Il ne faut pas les confondre avec les « gens du voyage », installés en France depuis longtemps, qui sont pour certains semi-sédentaires et pour d’autres plus ou moins nomades.
Les Roms sont confrontés aux expulsions permanentes et aux rapatriements dans leur pays même s’ils sont membres de l’Union européenne, ce qui leur permet de revenir en théorie librement dans les pays occidentaux mais pour une durée de trois mois. Au-delà il faut justifier d’un travail et de ressources suffisantes ainsi que d’une couverture maladie. C’est un cercle vicieux. C’est seulement au bout de cinq ans que le résident est réputé « permanent ». C’est ce qu’escomptent certains Roms pour obtenir un travail. Car ils viennent en France pour travailler. Leur situation permet au patronat, notamment dans le BTP de les employer irrégulièrement comme les travailleurs sans papier non européens pour mieux les exploiter et faire ainsi jouer la concurrence avec les autres travailleurs.

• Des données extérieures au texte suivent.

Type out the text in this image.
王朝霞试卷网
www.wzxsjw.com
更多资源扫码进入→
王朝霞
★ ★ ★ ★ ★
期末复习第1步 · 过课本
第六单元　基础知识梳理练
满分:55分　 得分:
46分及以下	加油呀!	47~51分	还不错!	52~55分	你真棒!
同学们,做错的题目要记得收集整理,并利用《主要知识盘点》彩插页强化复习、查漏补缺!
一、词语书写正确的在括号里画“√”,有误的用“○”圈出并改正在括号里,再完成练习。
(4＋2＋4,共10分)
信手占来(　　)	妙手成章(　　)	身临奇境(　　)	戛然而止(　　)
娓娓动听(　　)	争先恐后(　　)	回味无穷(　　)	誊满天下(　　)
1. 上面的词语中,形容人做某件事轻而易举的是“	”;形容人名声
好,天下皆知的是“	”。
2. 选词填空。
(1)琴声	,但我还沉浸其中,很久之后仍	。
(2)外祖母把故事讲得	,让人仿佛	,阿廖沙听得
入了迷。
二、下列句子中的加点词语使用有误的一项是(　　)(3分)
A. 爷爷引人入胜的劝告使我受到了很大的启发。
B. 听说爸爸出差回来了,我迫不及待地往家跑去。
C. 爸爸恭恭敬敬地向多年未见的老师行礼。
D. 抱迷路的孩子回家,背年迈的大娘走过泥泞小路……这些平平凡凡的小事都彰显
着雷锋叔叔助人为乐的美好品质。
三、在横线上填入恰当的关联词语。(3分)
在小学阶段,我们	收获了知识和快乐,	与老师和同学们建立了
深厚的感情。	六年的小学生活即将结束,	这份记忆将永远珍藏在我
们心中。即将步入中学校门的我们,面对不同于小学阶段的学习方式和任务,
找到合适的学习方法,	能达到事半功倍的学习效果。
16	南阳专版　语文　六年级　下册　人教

Certains Roms considèrent que sous le régime dit communiste, ils avaient du travail mais que depuis la réintroduction du capitalisme, les prix ont augmenté et les salaires sont faibles quand il y a du travail.

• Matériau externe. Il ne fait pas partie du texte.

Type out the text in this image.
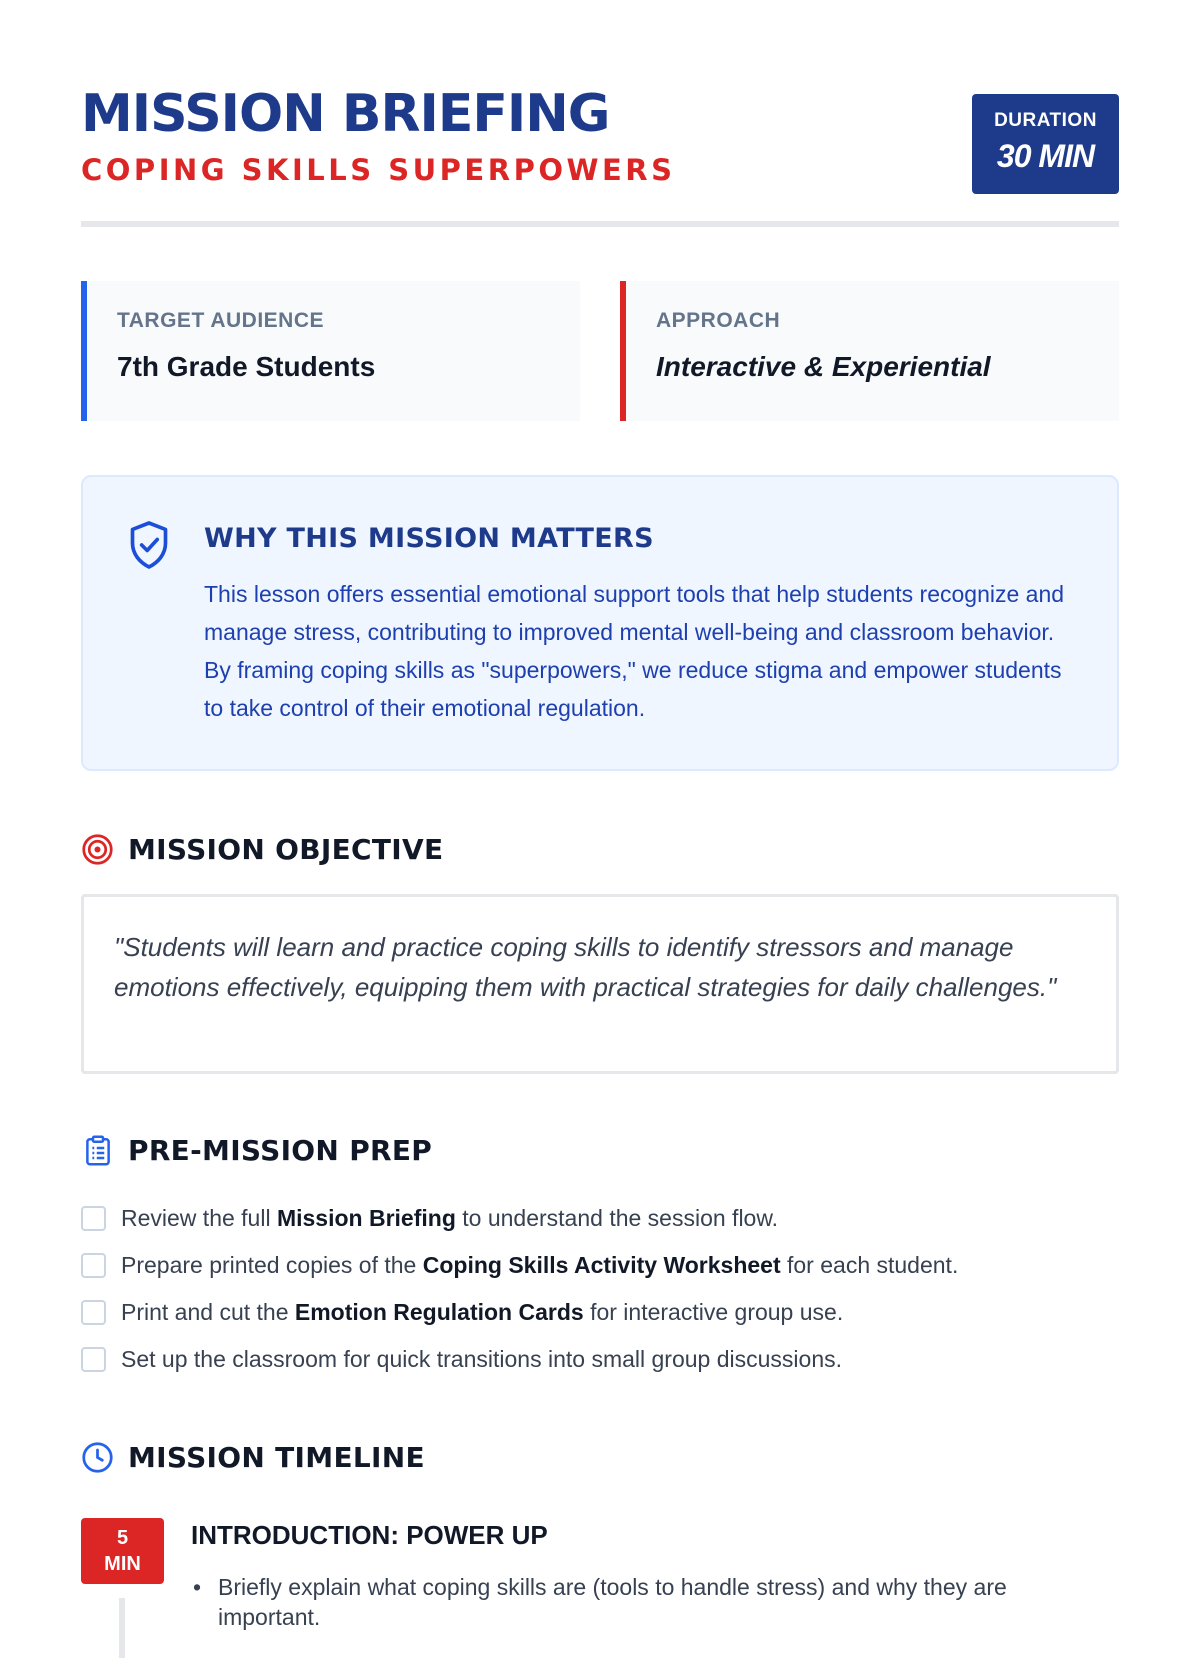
MISSION BRIEFING
COPING SKILLS SUPERPOWERS
DURATION
30 MIN
TARGET AUDIENCE
7th Grade Students
APPROACH
Interactive & Experiential
WHY THIS MISSION MATTERS

This lesson offers essential emotional support tools that help students recognize and manage stress, contributing to improved mental well-being and classroom behavior. By framing coping skills as "superpowers," we reduce stigma and empower students to take control of their emotional regulation.

MISSION OBJECTIVE
"Students will learn and practice coping skills to identify stressors and manage emotions effectively, equipping them with practical strategies for daily challenges."
PRE-MISSION PREP
Review the full Mission Briefing to understand the session flow.
Prepare printed copies of the Coping Skills Activity Worksheet for each student.
Print and cut the Emotion Regulation Cards for interactive group use.
Set up the classroom for quick transitions into small group discussions.
MISSION TIMELINE
5
MIN
INTRODUCTION: POWER UP
• Briefly explain what coping skills are (tools to handle stress) and why they are important.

A bas le capitalisme, pour l’appropriation collective des moyens de production !
Toute la question est donc là : ce qui était à l’ordre du jour à l’aube des années 90, c’était d’en finir avec la bureaucratie stalinienne mais de conserver la forme de propriété étatique de la terre et des moyens de production, et d’en démocratiser la gestion, par la mise en place de véritables conseils ouvriers et paysans. Il s’agissait en fait de démocratiser ce système tout en gardant les bases de la propriété collective.
Beaucoup de travailleurs des ex-pays de l’Est considèrent aujourd’hui que leurs conditions de travail et de vie, avec le chômage, se sont largement dégradées avec le retour du capitalisme dans ces pays. Et pour certains peuples, comme les Roms, les persécutions politiques et sociales sont toujours présentes. Qui peut dire que cette réintroduction du capitalisme à l’Est a été un progrès pour l’humanité ? Les dirigeants qui se sont appropriés les moyens de production ainsi que les entreprises capitalistes occidentales pour qui l’ouverture de nouveaux marchés et les bas salaires ont été une aubaine pour s’enrichir.
Front unique pour l’arrêt immédiat des expulsions de terrains et de France
Aujourd’hui, en France notamment, le gouvernement Sarkozy, avec ses ministres et sa majorité UMP réactionnaires, déploient une politique particulièrement agressive à l’encontre des Roms en les expulsant des camps de fortune et en les rapatriant dans leur pays d’origine, les condamnant ainsi à une misère encore plus grande. Cette politique répressive offre deux avantages pour la bourgeoisie en difficulté : dresser les travailleurs les uns contre les autres et tenter de faire oublier la crise économique et les « affaires ».
Le silence du mouvement ouvrier sur cette question est assourdissant.
La responsabilité du mouvement ouvrier français, partis (PS-PC-PG-NPA-LO-POI) et syndicats (CGT-FSU-FO-SUD) est de dénoncer les expulsions ordonnées par les tribunaux, d’exiger l’arrêt immédiat des reconduites dans les pays d’origine, d’exiger des logements pour tous les Roms, l’inscription de tous les enfants à l’école, le droit d’accès aux soins et un CDI payé au minimum au SMIC.
Leur responsabilité est d’œuvrer à la solidarité ouvrière. Ceci est incompatible avec le maintien du gouvernement Sarkozy au pouvoir. Elles doivent réaliser l’unité pour combattre la politique de Sarkozy, en vue de le chasser sans attendre 2012.